SAN JUAN DEL SUR, Nicaragua — Nicaraguan powerbrokers want a foothold in the lucrative medical tourism industry.
After civil war destroyed the country’s economy in the 1980s, hospital administrators and influential businessmen now think the country is stable enough to lure foreign visitors looking for cheap surgeries.
The nascent industry here of selling Americans gastric sleeves and artificial knees began at Managua’s Hospital Metropolitano Vivian Pellas about a year ago. The hospital’s medical tourism director, Arlen Perez, walked the bleach-white hallways recently and explained why drawing foreign customers to Nicaragua’s capital is hard work.
“The educated patients won’t take risks,” she said.

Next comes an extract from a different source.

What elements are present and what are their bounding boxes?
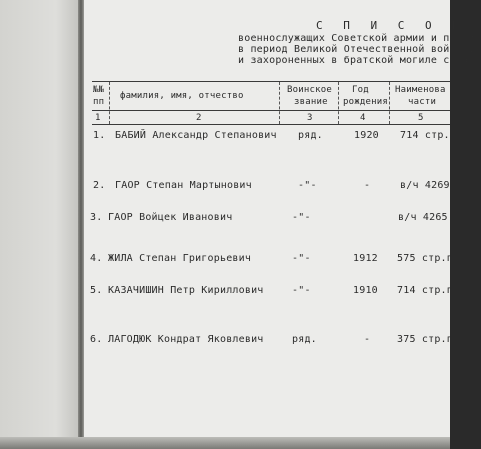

Metropolitano opened in 2004 with the backing of the Pellas family — arguably the most influential business titans in all of Nicaragua. Recently, the hospital became the country’s first to get a coveted Joint Commission International certification, which ensures the building and its doctors meet certain safety standards. Without its high-powered family name and that stamp of approval, the medical tourism project might have a hard time getting off the ground.

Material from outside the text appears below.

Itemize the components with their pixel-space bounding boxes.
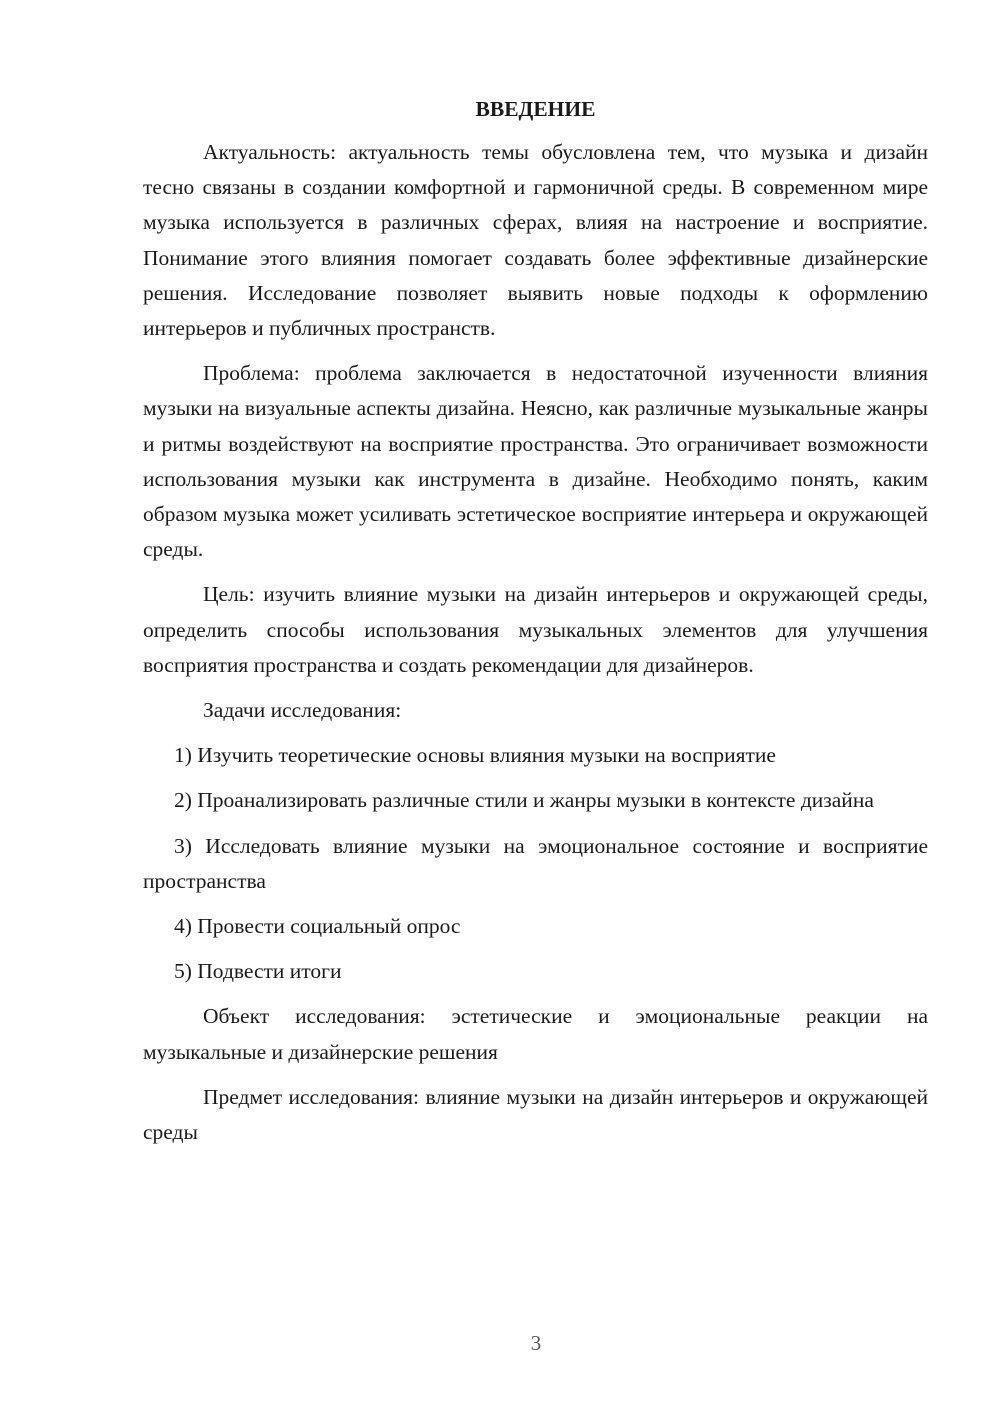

As it is, Perez says only about 10 patients a month come from the United States and Canada.
“We’re trying to get 50 patients per month,” she said. “We believe that’s a good number for the following two years at least.”

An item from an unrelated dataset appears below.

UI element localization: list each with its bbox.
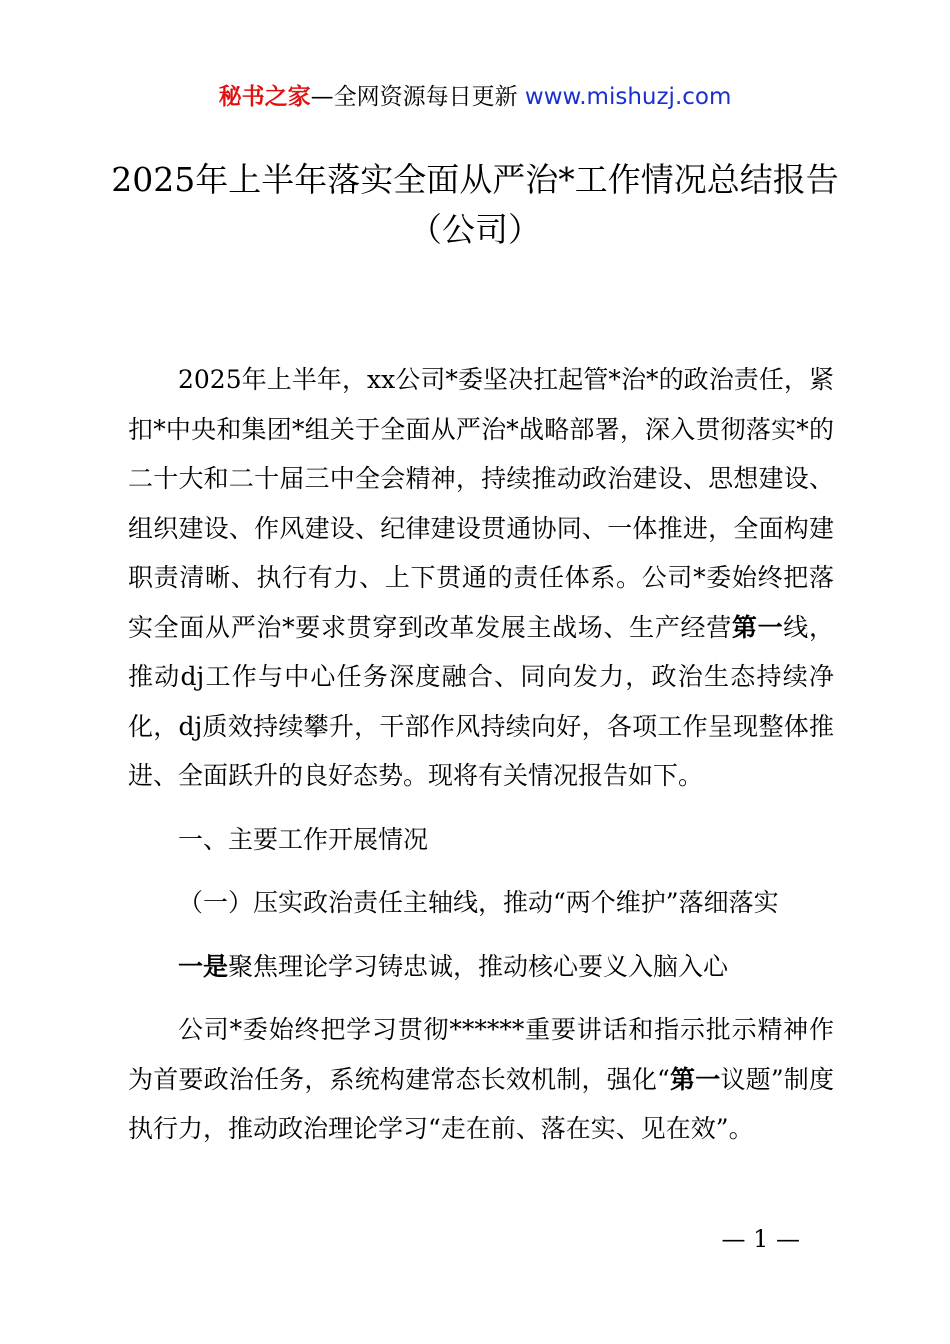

So the hospital is starting out with ads targeting Latinos in the U.S. The basic message is that a hip replacement might cost $25,000 in the states, but “here we do it for $9,000,” Perez said.
Perez and her team are trying to sink their teeth into an industry that’s spreading across the globe. The accounting firm Deloitte predicted more than 1.5 million Americans would travel outside the U.S. for medical care last year. Places like Mexico and Costa Rica have long been popular, but Nicaragua has more or less been off the map.
“The nice thing about the medical tourism is that they’re here for a week or so, and that’s a more profitable situation for me as the owner,” said Mike Quinn, who is encouraging the industry to inch into his business.
Quinn owns a bed and breakfast that doubles as a working farm. Quinn has teamed up with Perez at the Hospital Metropolitano. Some patients go straight from its operating room to Quinn’s hotel.
He recently rented a room to a man with a new knee who couldn’t walk very well at first, “but he could certainly get in that pool and just relax in that gravity free-environment. That felt really good for him,” Quinn said.
Quinn sees enough growth potential in medical tourism here that he’s invested about $3,000 to build a new concrete ramp into to the pool.
A few years ago, this could not have happened. A decade of fighting between the U.S.-backed Contras and the socialist Sandinistas crushed Nicaragua’s economy.
“We’re trying to catch up, but we’re still way behind,” said Carlos Muniz, who heads the Nicaraguan economic development organization FUNIDES.
Muiz said the country still needs better roads, better education, and a stronger judicial system to catch up with neighbors like Costa Rica. But there is promise. According to its Central Bank, foreign investment in Nicaragua grew nearly 30 percent since 2008.
That’s one reason Nelson Estrada sees an opportunity on a mountaintop that overlooks a popular surfing town and a shimmering Pacific Ocean.
“This is one of the most beautiful views that we can have in San Juan del Sur,” Estrada said, with the wind whipping his back. “Wow, a dream.”
Estrada wants to put a $16 million resort-medical center on this mountain, and he has the clout to do it. He comes from the family of three former Nicaraguan presidents, and his sons grew up with a son of the powerful Pellas family.
Estrada said he’s raised most of the money he needs to break ground on the resort, which he is naming Solest. It's a place where foreigners go to get a nose job, and then recover in luxury.
“You’re talking about wrinkles, eyes, the chin, the breast reduction and augmentation,” he said.
According to Estrada’s plan, every surgeon who works here will be trained in the U.S.
But Estrada said he’s looking beyond this project. If it gains traction, other investors may start new projects. If the medical infrastructure is strong, it might open the market for a wave of American Baby Boomer retirees to move here for good.
Estrada says there’s a saying in Spanish that explains this idea.
“One particular bird alone doesn’t make a summer,” he said. “If we were alone — and we expect to be alone for a long time — this is not going to work.”
There’s a model for all this just south of here. From the mountaintop you can almost see Costa Rica, a country that has figured out how political and economic stability has a way of luring Americans with money.